Europaweite Zusammenarbeit von Start-Ups
Um den scheinbar übermächtigen Superstars aus dem kalifornischen Silicon-Valley und den aufstrebenden Nationen aus Fernost etwas entgegenzusetzen, schlägt E-Business-Experte Kollmann eine grenzüberschreitende Zusammenarbeit europäischer Gründer vor. "Damit eine Startup-Idee nicht drei-, vier- oder fünfmal in verschiedenen Ländern entwickelt wird, sollte man von Anfang an über ein Netzwerk Transparenz schaffen, um dann vielleicht einen großen Player als Konkurrenten aufzubauen." Der deutsche IT und Neue Medien Branchenverband Bitkom sieht das ähnlich. Er fordert auch Erleichterungen bei der Finanzierung von Digital-Startups.
"In der Gründungsphase hat sich die Situation in den letzten Jahren zwar deutlich verbessert", sagte Niklas Veltkamp von der Bitkom der Deutschen Welle. Aber noch gebe es massive Probleme bei der Wachstumsfinanzierung. "Wenn ein Startup expandieren möchte, braucht es zwischen fünf und 20 Millionen Euro. Und eine solche Summe in Europa zu bekommen, ist die große Herausforderung", erklärt Veltkamp. Die meisten europäischen Geldgeber sind bei der Bewilligung von Risikokapital zurückhaltender als ihre US-amerikanischen Kollegen. Es sei denn, man ändert die Rahmenbedingungen, so dass die Kreditvergabe attraktiver wird. Tobias Kollman von der Universität Duisburg-Essen nennt Großbritannien als Beispiel, "wo man Investitionen in Startups im Rahmen privater Steuererklärungen absetzen kann".

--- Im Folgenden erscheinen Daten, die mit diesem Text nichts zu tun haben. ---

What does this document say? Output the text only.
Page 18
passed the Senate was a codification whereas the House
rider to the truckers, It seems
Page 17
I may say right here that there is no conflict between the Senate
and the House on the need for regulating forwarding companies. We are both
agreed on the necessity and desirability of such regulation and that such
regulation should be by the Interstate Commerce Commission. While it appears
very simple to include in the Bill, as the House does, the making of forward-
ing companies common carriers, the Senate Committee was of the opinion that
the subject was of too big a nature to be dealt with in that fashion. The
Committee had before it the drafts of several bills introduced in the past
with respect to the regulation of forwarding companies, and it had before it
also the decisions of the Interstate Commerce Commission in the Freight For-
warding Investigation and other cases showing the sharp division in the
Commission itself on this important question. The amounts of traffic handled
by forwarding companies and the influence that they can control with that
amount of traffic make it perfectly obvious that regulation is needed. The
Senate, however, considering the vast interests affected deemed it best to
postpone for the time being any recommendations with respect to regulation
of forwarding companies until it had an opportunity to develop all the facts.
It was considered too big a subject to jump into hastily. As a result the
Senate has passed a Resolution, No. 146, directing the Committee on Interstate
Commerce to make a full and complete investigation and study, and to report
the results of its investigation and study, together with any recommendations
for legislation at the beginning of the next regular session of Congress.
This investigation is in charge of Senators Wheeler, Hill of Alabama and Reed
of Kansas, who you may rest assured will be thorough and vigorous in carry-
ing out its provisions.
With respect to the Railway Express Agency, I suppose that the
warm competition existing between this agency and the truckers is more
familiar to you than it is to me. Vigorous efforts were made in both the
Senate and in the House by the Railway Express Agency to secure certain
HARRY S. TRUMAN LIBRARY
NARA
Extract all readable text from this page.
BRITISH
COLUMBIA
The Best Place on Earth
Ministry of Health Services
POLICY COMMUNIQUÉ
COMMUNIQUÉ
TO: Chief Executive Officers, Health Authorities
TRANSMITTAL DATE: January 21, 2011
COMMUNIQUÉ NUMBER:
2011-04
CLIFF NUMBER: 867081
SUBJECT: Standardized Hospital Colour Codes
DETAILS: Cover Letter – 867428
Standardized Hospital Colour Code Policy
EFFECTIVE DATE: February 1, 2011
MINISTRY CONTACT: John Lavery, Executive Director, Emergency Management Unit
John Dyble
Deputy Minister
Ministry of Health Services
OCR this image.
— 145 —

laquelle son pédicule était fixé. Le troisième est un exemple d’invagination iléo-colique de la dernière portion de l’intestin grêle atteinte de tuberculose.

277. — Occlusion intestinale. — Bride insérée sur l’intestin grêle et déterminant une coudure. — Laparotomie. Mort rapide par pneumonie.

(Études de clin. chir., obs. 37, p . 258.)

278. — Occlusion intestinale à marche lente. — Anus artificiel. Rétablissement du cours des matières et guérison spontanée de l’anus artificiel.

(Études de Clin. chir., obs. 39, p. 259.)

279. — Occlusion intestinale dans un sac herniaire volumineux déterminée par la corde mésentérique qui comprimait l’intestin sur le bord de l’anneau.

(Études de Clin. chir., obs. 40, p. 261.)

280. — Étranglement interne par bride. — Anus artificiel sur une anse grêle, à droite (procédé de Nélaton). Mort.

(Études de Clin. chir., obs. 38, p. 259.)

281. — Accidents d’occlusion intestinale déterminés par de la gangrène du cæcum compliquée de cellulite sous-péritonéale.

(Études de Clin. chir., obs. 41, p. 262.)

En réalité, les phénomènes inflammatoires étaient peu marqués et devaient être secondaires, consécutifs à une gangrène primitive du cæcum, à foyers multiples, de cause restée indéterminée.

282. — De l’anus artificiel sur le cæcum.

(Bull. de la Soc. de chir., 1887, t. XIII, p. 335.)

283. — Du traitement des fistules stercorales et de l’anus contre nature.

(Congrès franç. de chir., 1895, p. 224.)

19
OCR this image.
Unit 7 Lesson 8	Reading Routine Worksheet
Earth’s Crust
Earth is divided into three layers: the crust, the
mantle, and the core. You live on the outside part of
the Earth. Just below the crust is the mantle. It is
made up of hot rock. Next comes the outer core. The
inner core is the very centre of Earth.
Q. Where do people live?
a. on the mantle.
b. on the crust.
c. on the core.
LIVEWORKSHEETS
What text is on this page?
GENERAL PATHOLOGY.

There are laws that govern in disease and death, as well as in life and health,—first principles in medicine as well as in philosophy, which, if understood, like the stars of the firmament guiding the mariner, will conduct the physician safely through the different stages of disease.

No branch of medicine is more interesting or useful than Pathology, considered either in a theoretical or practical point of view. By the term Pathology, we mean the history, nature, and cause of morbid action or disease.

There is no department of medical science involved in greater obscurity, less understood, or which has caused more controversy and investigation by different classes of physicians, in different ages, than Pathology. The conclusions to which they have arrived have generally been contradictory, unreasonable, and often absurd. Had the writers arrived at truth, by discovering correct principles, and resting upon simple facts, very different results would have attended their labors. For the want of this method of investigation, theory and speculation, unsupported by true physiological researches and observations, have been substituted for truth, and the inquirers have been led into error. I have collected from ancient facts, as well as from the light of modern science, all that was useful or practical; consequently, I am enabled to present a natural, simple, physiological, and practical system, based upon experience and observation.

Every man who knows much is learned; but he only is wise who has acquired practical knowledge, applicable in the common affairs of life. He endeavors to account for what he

Politiker sollen Weg frei machen
Fast alle diese Vorschläge versucht auch EU-Kommissarin Kroes durchzudrücken. Seit langem fordert sie eine Vereinheitlichung von Standards für Gründerfirmen, eine intensivere IT-Ausbildung, leichtere Kreditvergaben und einen gemeinsamen Markt für internetbezogene Dienstleistungen sowie einen europaweiten Ausbau moderner Breitbandnetze. Aber dafür müssten sich alle 28 EU-Mitgliedsländer auf eine Linie einigen und nationale Egoismen überwinden.
Damit Europa nicht mehr im Schneckentempo durch das IT-Zeitalter kriecht, muss also noch Überzeugungsarbeit geleistet werden. Neben einer Reihe von EU-Finanzierungsprogrammen soll die von Kroes ins Leben gerufene Initiative "Startup Europe" helfen. Sie bringt erfahrene Unternehmer, Gründer, Vertreter sozialer Netzwerke und Investoren zusammen. Außerdem gibt es Wettbewerbe, in denen verdiente Unternehmer ausgezeichnet und die besten zwölf europäischen Startups gefördert werden. Dies könne aber nur ein zusätzlicher Antrieb für Startups sein, sagte Kroes auf einer Pressekonferenz. Denn nicht Politiker, sondern Unternehmer schafften Arbeitsplätze. Freimütig fügte sie hinzu: "Manchmal ist es das Beste, wenn Politiker einfach den Weg freimachen."